The Beauceron, also known as Berger de Beauce and Bas Rouge, is the largest of the French sheepdogs and was developed solely in France with no foreign crosses. The Beauceron is closely related to the longhaired Briard or Berger de Brie.

Today, the breed is still utilized as a herding dog, working both sheep and cattle, but is also used as a personal protection dog, for tracking, police and military service and Search and Rescue. Looking for a true athlete with a steady disposition, uncanny ability to focus on the task at hand, agility and obedience enthusiasts in Europe and in the United States have successfully turned to the Beauceron as a competition partner.

General Appearance

The Beauceron is an old and distinct French breed of herding dog, developed solely in France with no foreign crosses. Dogs were bred and selected for their aptitude to herd and guard large flocks of sheep as well as for their structure and endurance. Beaucerons were used to move herds of 200 to 300 head traveling up to 50 miles per day without showing signs of exhaustion. The ideal Beauceron is a well-balanced, solid dog of good height, well-muscled without heaviness or coarseness. The whole conformation gives the impression of depth and solidity without bulkiness, exhibiting the strength, endurance and agility required of the herding dog. He is alert and energetic with a noble carriage. A formidable dog with a frank and unwavering expression, he demands respect wherever he goes. Dogs are characteristically larger throughout with a larger frame and heavier bone than bitches. Bitches are distinctly feminine, but without weakness in substance or structure. The Beauceron should be discerning and confident. He is a dog with spirit and initiative, wise and fearless with no trace of timidity. Intelligent, easily trained, faithful, gentle and obedient. The Beauceron possesses an excellent memory and an ardent desire to please his master. He retains a high degree of his inherited instinct to guard home and master. Although he can be reserved with strangers, he is loving and loyal to those he knows. Some will display a certain independence. He should be easily approached without showing signs of fear.
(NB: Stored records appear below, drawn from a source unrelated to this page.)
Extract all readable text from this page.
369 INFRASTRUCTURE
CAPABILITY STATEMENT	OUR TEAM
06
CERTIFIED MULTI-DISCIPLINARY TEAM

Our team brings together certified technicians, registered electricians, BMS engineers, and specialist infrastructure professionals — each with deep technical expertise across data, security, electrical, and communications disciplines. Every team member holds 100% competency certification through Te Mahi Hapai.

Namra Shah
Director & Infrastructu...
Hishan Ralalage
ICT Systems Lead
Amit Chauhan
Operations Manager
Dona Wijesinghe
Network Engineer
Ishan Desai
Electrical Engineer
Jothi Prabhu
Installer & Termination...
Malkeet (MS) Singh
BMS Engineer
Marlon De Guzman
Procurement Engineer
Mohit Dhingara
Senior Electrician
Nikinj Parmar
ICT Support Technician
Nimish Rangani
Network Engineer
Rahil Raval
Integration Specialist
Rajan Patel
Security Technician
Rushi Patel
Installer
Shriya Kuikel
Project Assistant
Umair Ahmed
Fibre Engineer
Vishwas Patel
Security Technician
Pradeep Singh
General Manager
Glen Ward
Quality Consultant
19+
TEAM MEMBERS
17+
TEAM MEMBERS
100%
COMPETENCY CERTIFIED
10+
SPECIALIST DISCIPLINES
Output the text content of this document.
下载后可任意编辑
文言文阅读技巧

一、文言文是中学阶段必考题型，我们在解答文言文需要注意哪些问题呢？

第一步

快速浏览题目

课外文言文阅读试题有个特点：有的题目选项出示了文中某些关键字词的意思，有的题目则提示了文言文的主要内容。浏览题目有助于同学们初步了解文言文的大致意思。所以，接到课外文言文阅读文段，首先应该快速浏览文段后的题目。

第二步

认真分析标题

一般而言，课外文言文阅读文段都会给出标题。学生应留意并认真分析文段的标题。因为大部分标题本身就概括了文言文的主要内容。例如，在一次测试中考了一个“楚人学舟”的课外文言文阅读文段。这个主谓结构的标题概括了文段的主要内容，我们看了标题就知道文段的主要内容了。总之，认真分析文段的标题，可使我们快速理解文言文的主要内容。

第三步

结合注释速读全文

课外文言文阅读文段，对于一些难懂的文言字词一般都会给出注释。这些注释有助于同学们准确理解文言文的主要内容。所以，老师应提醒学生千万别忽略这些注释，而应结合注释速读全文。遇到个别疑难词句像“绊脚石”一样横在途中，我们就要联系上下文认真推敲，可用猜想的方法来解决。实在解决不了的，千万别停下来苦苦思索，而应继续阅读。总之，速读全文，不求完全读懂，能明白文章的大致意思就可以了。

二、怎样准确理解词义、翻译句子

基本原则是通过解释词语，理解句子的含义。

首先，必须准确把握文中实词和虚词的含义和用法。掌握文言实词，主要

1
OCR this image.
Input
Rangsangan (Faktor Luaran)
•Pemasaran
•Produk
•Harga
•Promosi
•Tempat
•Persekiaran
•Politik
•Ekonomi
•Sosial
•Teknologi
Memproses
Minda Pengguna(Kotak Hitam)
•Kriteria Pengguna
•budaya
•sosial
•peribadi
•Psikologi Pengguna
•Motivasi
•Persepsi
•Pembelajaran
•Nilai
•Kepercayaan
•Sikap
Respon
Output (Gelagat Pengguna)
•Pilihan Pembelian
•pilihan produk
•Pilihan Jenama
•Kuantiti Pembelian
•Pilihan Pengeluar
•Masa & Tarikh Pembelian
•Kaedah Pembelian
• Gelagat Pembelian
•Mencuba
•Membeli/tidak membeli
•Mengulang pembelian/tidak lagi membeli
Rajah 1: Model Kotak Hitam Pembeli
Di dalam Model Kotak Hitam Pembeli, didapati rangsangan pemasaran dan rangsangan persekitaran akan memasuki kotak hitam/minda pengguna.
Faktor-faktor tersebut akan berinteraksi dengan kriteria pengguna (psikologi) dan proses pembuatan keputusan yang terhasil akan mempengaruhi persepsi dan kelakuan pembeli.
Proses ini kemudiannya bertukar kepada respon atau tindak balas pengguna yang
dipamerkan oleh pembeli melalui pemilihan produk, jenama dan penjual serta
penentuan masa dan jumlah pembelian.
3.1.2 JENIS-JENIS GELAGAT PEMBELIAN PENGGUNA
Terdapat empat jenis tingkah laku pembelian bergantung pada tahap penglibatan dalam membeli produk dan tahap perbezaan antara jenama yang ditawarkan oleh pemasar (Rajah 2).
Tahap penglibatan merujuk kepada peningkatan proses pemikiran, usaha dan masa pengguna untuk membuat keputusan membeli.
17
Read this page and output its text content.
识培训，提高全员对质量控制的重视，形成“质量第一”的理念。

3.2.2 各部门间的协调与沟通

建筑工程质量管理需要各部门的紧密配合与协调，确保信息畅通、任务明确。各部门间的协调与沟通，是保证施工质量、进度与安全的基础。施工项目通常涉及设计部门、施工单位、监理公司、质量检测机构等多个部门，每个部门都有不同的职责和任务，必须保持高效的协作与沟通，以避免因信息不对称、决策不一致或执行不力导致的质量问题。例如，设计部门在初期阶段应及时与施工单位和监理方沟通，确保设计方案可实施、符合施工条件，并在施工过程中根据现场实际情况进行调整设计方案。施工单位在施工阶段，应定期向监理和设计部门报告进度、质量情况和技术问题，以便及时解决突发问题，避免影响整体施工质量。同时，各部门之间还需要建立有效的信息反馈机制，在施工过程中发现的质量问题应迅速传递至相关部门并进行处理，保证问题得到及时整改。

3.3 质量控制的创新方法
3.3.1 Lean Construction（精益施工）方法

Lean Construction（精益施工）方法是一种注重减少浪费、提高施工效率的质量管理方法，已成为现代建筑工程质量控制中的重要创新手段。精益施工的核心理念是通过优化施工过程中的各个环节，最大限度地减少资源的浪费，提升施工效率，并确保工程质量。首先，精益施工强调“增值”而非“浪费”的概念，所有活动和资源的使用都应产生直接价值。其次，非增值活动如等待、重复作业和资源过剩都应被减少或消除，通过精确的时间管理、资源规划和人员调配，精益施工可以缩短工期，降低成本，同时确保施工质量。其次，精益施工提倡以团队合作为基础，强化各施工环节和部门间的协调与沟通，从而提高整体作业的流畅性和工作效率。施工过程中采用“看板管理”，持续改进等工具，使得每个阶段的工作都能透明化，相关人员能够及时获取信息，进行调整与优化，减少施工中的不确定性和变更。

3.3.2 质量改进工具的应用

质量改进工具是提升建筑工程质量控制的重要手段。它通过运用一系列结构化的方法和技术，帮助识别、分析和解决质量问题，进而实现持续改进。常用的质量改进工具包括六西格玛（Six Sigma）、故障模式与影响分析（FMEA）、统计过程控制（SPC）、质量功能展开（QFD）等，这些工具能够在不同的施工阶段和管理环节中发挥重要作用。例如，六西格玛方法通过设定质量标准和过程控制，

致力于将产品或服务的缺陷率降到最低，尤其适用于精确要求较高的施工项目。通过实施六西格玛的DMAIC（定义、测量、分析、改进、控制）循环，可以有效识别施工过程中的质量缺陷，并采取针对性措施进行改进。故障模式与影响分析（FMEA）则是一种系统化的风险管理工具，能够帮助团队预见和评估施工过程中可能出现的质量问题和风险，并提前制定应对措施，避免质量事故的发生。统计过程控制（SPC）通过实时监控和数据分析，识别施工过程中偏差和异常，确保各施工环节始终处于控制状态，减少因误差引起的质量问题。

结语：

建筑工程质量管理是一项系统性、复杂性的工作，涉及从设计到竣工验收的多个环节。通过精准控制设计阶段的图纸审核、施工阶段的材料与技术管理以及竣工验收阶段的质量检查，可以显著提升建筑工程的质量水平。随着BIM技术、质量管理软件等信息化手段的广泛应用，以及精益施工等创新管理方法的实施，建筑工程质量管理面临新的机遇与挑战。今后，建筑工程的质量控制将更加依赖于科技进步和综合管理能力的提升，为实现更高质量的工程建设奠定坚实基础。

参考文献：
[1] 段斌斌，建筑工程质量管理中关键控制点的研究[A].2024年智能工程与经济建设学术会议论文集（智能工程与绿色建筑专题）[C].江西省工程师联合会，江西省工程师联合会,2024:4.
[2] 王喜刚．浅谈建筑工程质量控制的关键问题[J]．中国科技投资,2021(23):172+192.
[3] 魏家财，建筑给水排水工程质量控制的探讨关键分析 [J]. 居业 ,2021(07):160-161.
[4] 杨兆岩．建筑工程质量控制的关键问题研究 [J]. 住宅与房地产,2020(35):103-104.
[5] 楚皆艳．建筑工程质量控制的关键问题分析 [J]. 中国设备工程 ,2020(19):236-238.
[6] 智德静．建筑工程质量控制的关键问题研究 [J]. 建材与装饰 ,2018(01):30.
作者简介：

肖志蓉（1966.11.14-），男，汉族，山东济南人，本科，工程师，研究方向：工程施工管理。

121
The Beauceron is a dog of substance, is an active and serious working dog, with exceptional endurance, keen intelligence and obedience. Loyal and strongly devoted to his master, he is also a faithful family companion. Since the Beauceron has a well developed guarding instinct and is naturally distrusting of strangers, he lends himself well as a protector of house and home. His build, bearing, frank and unwavering expression demand respect wherever he goes.

The French writer Colette was a devotee of the breed and labeled the Beauceron “the country gentleman”. She described them as “affectionate, playful, superb with children, absolutely and deeply attached to their masters. But at the same time, there is something mysterious about a Beauceron. They are like some people who don’t talk much but have a strong presence. They have a dimension, a depth, I have not found in other dogs.” This is the essence of the Beauceron, then and now.


Males 25½ to 27½ inches; bitches 24 to 26½ inches at the withers.


Black and Tan: The black is very pure; the tan markings are squirrel red; the markings are: dots above the eyes; on the sides of the muzzle, fading off on the cheeks, never reaching the underside of the ears; two spots on the chest are preferred to a breastplate; on the throat; under the tail; on the legs the markings extend from the feet to the pasterns, progressively lessening, though never covering more than 1/3 of the leg, rising slightly higher on the inside of the leg. Some white hairs on the chest are tolerated.

Gray, Black and Tan (Harlequin): Black and Tan base color with a pattern of blue-gray patches distributed evenly over the body and balanced with the base color, sometimes with a predominance of black.